Different Children, Different Needs by Dr. Charles F. Boyd

Different Children, Different Needs by Dr. Charles F. Boyd

Author:Dr. Charles F. Boyd [Boyd, Dr. F. Charles]
Language: eng
Format: epub
ISBN: 978-0-307-56874-8
Publisher: The Crown Publishing Group
Published: 2012-06-06T00:00:00+00:00


ADJUSTING YOUR PARENTING STYLE

The very thought of adapting your parenting style to different children may seem impossible. After all, isn’t it your “natural” style? It’s important to realize that I do not mean becoming a different person. You cannot change your basic, God-given nature. But you can voluntarily and temporarily adjust your behavior in order to meet other people’s needs, to build a mutually satisfying relationship.

Many people simply need to understand another person’s behavioral style. Then, if they find they need to make adjustments, they manage to do it.

Other people may be able to make the adjustments but are not willing to do so. Perhaps they are too selfish to make the necessary commitment to develop a mature relationship. Perhaps they’re lazy. Either way, the relationship moves toward isolation and a feeling of emotional distance.

Still others are willing to make adjustments, but are not able to. It may be that something in their background is preventing them from expressing the kind of love another family member needs. Or they may lack emotional maturity or training in social skills. These people may need extra help, or even counseling.
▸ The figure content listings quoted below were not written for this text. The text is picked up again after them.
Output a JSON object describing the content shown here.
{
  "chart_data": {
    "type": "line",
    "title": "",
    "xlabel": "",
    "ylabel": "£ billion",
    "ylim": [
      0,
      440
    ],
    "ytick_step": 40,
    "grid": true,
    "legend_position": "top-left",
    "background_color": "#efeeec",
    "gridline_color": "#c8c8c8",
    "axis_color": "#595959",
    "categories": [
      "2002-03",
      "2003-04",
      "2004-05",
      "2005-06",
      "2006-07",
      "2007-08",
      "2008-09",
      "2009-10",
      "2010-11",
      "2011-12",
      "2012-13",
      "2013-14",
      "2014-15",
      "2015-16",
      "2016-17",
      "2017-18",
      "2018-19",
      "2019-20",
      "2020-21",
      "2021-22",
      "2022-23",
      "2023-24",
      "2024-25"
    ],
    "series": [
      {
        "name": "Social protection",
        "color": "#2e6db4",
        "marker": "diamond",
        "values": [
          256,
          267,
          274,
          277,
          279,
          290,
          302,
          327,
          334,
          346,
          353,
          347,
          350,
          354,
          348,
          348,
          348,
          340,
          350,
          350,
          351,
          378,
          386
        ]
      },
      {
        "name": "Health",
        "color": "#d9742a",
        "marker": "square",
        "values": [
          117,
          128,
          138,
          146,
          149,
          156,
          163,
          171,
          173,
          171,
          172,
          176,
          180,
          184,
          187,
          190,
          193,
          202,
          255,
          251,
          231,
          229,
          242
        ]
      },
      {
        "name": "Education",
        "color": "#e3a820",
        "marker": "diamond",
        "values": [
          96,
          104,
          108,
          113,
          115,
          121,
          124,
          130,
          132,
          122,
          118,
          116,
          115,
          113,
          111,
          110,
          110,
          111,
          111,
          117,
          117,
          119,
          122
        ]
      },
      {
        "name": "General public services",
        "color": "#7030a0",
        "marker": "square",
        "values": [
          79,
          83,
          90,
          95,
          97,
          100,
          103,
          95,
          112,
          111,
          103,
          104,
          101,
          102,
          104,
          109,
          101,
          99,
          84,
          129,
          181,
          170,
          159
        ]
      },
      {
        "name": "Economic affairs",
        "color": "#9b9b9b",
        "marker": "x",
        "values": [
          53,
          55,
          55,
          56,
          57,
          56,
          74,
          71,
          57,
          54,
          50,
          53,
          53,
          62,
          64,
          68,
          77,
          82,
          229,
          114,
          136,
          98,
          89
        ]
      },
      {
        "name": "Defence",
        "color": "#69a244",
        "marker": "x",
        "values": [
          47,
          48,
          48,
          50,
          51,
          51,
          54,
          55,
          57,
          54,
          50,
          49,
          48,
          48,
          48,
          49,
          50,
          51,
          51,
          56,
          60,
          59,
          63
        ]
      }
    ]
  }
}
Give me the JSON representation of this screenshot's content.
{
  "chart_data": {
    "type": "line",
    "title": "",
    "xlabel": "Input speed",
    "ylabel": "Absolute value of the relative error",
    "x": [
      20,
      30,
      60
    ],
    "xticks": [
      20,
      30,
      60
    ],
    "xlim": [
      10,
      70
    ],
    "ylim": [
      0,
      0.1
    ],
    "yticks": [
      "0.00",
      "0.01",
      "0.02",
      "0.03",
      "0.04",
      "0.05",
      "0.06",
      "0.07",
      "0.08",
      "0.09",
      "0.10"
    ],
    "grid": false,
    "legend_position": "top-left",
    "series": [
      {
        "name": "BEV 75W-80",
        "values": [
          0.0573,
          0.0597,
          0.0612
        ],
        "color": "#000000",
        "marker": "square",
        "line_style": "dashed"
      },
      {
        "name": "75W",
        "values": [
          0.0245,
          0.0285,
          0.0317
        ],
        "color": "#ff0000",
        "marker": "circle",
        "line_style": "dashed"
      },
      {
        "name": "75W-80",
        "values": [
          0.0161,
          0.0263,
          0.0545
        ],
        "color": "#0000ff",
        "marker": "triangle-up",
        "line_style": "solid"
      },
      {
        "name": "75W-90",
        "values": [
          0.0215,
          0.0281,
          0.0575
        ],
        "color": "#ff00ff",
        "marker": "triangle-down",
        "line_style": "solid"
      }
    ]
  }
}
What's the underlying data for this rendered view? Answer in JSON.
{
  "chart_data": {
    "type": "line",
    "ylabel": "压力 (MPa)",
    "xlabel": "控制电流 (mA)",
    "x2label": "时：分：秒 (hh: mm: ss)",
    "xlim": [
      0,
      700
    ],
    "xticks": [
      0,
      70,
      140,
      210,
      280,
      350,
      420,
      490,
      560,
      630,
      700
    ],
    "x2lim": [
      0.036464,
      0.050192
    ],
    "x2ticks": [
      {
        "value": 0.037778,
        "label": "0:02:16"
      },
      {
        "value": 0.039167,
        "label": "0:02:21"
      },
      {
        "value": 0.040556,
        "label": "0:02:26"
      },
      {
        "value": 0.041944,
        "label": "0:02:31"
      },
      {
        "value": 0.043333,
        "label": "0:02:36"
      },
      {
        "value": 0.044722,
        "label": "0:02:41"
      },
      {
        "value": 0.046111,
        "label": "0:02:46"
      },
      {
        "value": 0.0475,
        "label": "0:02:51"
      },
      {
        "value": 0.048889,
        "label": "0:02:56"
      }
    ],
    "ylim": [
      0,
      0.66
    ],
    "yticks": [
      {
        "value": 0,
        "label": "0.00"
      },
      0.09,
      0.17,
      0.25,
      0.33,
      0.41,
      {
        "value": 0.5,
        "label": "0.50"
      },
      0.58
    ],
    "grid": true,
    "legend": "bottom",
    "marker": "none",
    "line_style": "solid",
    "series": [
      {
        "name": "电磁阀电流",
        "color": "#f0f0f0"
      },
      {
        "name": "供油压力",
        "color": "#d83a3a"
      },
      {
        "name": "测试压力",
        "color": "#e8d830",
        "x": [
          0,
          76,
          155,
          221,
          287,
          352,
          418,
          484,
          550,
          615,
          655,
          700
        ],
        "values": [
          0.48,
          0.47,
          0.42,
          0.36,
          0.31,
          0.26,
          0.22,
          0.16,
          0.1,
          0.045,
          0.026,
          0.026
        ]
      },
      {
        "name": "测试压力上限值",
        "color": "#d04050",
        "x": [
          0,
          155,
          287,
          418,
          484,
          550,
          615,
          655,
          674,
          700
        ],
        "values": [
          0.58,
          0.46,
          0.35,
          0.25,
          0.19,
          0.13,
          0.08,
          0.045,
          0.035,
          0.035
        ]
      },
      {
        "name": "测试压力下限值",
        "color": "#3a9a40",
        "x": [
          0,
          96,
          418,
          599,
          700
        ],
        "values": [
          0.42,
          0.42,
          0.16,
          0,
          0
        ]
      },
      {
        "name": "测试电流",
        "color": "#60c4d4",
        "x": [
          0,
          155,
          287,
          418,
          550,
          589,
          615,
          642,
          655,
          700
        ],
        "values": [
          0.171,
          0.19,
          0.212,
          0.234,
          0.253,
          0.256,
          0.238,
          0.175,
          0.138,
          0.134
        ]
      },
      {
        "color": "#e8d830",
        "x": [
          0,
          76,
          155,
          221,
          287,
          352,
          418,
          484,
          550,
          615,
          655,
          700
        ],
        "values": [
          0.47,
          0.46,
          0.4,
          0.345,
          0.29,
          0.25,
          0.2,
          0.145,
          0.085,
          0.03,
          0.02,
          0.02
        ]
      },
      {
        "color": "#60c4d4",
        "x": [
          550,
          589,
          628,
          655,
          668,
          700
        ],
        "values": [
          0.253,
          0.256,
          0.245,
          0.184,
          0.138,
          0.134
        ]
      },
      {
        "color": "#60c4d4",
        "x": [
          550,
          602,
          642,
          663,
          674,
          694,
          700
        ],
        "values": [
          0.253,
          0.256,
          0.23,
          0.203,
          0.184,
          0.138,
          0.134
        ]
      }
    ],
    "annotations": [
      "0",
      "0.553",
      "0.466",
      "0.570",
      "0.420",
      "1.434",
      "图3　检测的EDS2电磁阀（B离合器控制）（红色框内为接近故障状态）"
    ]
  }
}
But if you are reading this book, you probably are willing to give it a try. If that’s the case, I have some suggestions for how to adjust your parenting style:

1. Recognize how your personal perceptions confuse, color, or cloud critical people issues. Most problems in human relations stem from a difference in perception—two or more people viewing the same situation in different ways.

Your perceptions about your children will be influenced by your needs and values, your self-concept, past experiences, prejudices, likes, and dislikes. And, yes, it will be influenced by your behavioral style. In some cases these personal perceptions can be helpful. If you believe what the Bible says about the natural selfishness of human beings, this value will influence how you approach your two young children when they are fighting over which television show to watch, and each gives a different story about whose turn it is to choose.

These perceptions can also hinder you. In some cases, your behavioral style will prevent you from understanding the true nature of a conflict. Your perceptions can prevent you from responding properly to different situations. They influence your expectations of what you want from your children and from others. Mostly, they prevent you from understanding why others behave as they do.

Bill’s natural Directive style, which serves him so well as chief executive officer in a West Coast Fortune 500 company, doesn’t work so well with his ten-year-old son, Kirk. A high “I,” Kirk thrives on people interaction, rather than on completing tasks.

At home, Bill has come up with a list of daily chores for Kirk to complete. He directs Kirk like he directs people at the office. Bill wants to tell Kirk what to do, and then he expects Kirk to finish the job on his own. After all, that’s how Bill operates. He likes it when his own boss tells him what to do and then gets out of the way.